Accessibility links

Breaking News

HIV Infections On The Rise In Balochistan

FILE: People hold placards during a rally to create awareness about HIV/AIDS.
FILE: People hold placards during a rally to create awareness about HIV/AIDS.

Physicians in Pakistan’s southwestern province of Balochistan say HIV infection rates are rapidly rising in the impoverished region reeling from violence and poor healthcare.

Despite a lack of extensive testing data, healthcare professionals have noted a rise in both HIV infection rates and cases of AIDS. The vast and sparsely populated region borders Iran and Afghanistan and has a long coast along the Arabian Sea.

Afzal Khan Zarkon, a physician, is provincial chief of the Aids Control Program. He says they are now leading an awareness campaign in Balochistan because many HIV-positive patients are not even aware they are infected.

If left untreated, HIV morphs into AIDS, a deadly disease that paralyzes the human immune system.

Zarkon estimates that more than 5,000 people among Balochistan’s 12 million residents are infected with HIV.

“Many of the infected people don’t even know their status. We have many high-risk districts,” he told Radio Mashaal. “We have 830 people registered in [the provincial capital] Quetta while another 309 are registered in Turbat [a district in the south].”

He added that Pishin, an agricultural district in Balochistan’s north, has some 60 HIV-positive cases while the northern districts of Zhob and Shirani also have a significant incidence of HIV.

HIV and AIDS are relatively new in Balochistan, which has witnessed large-scale violence because of attacks by separatists, Islamist militants, and military operations. Local media reports suggest that only two HIV patients were registered in 2016.

Amanullah Kakar, a health worker, says they are trying raise awareness about the importance of testing and reporting HIV because, unlike in cases of cancer or hepatitis, people with HIV in the conservative region are more likely to hide their condition due to the perceived stigma it carries.

“If someone is diagnosed early then the HIV infection can be prevented from turning into AIDS, and it can be contained,” Kakar told Radio Mashaal. “We are telling people to only trust blood transfusions that have been tested for HIV.”

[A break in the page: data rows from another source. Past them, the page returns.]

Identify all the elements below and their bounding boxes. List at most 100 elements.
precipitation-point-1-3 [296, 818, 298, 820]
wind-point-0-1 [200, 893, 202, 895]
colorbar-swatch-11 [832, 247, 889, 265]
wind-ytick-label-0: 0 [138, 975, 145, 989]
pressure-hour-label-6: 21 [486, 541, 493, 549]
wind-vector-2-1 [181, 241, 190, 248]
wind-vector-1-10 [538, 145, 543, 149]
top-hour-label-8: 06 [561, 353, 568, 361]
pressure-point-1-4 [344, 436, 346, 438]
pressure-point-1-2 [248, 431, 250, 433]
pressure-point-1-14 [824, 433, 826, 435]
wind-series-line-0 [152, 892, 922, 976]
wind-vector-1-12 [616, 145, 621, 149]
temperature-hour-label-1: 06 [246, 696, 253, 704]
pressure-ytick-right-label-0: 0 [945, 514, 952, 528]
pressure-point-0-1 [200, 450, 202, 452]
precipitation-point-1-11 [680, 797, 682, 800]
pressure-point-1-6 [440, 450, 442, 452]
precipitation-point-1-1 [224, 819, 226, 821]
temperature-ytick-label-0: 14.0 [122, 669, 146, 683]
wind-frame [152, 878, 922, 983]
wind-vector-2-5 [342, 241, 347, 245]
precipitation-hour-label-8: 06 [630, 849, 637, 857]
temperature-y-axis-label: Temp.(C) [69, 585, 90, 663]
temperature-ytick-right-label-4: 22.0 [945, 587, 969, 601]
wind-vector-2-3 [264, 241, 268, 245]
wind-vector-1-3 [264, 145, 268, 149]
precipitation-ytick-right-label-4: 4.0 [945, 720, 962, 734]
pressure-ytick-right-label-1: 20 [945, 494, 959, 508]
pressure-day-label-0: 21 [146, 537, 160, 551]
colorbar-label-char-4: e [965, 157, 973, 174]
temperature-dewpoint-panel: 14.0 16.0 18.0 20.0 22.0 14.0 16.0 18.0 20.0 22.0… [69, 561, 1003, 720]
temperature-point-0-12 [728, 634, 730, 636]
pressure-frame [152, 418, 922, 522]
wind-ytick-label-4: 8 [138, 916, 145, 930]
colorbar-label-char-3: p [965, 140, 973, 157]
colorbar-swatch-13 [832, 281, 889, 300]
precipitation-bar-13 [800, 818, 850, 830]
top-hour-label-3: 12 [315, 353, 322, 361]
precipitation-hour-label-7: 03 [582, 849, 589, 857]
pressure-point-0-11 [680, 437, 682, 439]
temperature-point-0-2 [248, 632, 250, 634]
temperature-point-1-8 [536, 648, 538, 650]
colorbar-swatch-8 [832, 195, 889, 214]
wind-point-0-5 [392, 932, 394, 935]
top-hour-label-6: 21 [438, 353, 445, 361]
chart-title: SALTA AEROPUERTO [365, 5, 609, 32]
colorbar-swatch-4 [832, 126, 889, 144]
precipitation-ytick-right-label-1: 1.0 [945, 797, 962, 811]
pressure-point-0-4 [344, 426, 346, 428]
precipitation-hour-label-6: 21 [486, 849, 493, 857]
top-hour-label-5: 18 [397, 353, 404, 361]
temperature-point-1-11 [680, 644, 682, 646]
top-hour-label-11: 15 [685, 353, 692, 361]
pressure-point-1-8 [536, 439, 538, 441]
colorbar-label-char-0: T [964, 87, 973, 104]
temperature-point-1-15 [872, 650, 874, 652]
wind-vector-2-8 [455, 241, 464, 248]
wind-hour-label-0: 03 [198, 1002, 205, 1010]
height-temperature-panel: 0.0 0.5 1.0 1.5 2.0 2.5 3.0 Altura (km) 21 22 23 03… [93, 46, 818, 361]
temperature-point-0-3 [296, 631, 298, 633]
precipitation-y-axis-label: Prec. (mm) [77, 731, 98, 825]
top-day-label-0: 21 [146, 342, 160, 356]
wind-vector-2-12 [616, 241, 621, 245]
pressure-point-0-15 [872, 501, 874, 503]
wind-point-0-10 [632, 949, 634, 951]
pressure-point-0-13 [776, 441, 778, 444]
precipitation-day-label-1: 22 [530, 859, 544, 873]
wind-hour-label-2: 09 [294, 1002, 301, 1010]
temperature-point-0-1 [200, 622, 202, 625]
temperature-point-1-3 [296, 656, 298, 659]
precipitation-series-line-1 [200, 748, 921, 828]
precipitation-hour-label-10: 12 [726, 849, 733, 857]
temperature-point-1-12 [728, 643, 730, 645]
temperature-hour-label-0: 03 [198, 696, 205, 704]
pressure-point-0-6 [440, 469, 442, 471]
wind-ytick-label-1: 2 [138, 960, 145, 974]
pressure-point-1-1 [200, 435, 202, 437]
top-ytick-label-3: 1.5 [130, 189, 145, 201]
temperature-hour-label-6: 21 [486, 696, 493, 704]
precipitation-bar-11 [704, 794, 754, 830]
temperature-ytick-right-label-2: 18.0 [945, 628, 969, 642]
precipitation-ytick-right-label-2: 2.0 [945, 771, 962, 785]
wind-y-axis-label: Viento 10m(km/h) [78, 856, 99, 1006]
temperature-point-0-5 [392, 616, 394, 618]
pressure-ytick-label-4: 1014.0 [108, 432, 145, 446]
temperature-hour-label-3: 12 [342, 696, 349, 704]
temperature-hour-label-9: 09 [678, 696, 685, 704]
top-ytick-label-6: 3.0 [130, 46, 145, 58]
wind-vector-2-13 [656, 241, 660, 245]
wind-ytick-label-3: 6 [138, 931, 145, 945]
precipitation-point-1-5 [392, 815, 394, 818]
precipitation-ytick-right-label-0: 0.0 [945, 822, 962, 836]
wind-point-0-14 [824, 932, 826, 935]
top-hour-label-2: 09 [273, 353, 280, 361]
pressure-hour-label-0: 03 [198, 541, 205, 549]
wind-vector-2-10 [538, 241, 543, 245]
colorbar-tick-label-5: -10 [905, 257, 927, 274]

Doctors in Pakistan blame repeated use of syringe needles, shaving blades, contaminated blood transfusions, and unhygienic dental work for the spread of HIV among the general population. Officials maintain that infection rates are highest among sex workers and drug users.

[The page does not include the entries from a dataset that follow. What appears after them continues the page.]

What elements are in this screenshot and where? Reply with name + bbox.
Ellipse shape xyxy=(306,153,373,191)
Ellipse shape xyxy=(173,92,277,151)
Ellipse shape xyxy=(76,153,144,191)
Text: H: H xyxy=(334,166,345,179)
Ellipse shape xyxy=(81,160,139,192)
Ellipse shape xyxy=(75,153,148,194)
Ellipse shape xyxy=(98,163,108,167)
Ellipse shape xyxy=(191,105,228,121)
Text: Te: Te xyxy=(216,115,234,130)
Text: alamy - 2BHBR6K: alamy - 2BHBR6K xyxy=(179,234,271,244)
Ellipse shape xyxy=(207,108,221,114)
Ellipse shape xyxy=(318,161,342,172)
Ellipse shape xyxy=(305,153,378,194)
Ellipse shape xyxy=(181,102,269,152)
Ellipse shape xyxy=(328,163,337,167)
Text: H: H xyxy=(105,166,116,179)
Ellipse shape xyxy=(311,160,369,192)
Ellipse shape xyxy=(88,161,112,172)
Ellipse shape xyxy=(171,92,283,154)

The UN estimates that the country of more than 207 million people currently has 150,000 HIV cases. More than 6,000 people are thought to have died of AIDS so far in the predominantly Muslim country.

With an estimated 20,000 new infections each year, Pakistan has one of the worst HIV infection rates in South Asia.

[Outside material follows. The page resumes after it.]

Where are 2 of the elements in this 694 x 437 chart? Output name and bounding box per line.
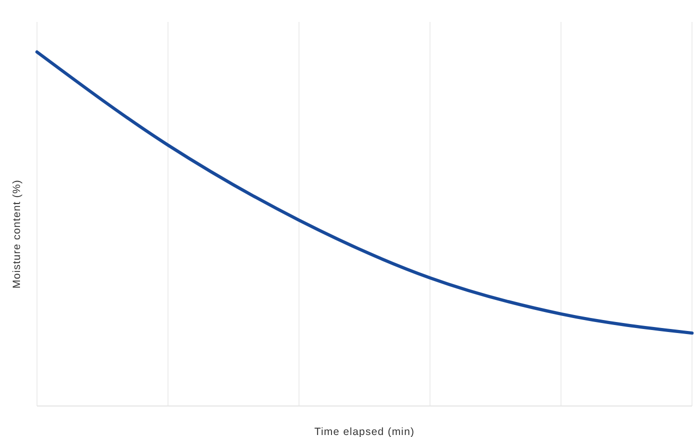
- x-axis-title: Time elapsed (min): [314, 426, 415, 437]
- y-axis-title: Moisture content (%): [11, 180, 23, 288]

Meanwhile, authorities in the southern province of Sindh have arrested a doctor after dozens of people, including at least 75 children, were found to be infected with HIV in the town of Ratodero where the doctor was practicing. Media reports suggest that at least 98 people were found to be HIV-positive after 2,400 people were screened.

Sikandar Ali, a provincial program manager for HIV/AIDS control, says the situation is alarming.

“It is very astonishing for us. Usually this disease is not of the general population, and here we sadly see [a] lot of the general population [are] affected, which is alarming for us,” he told the Telegraph.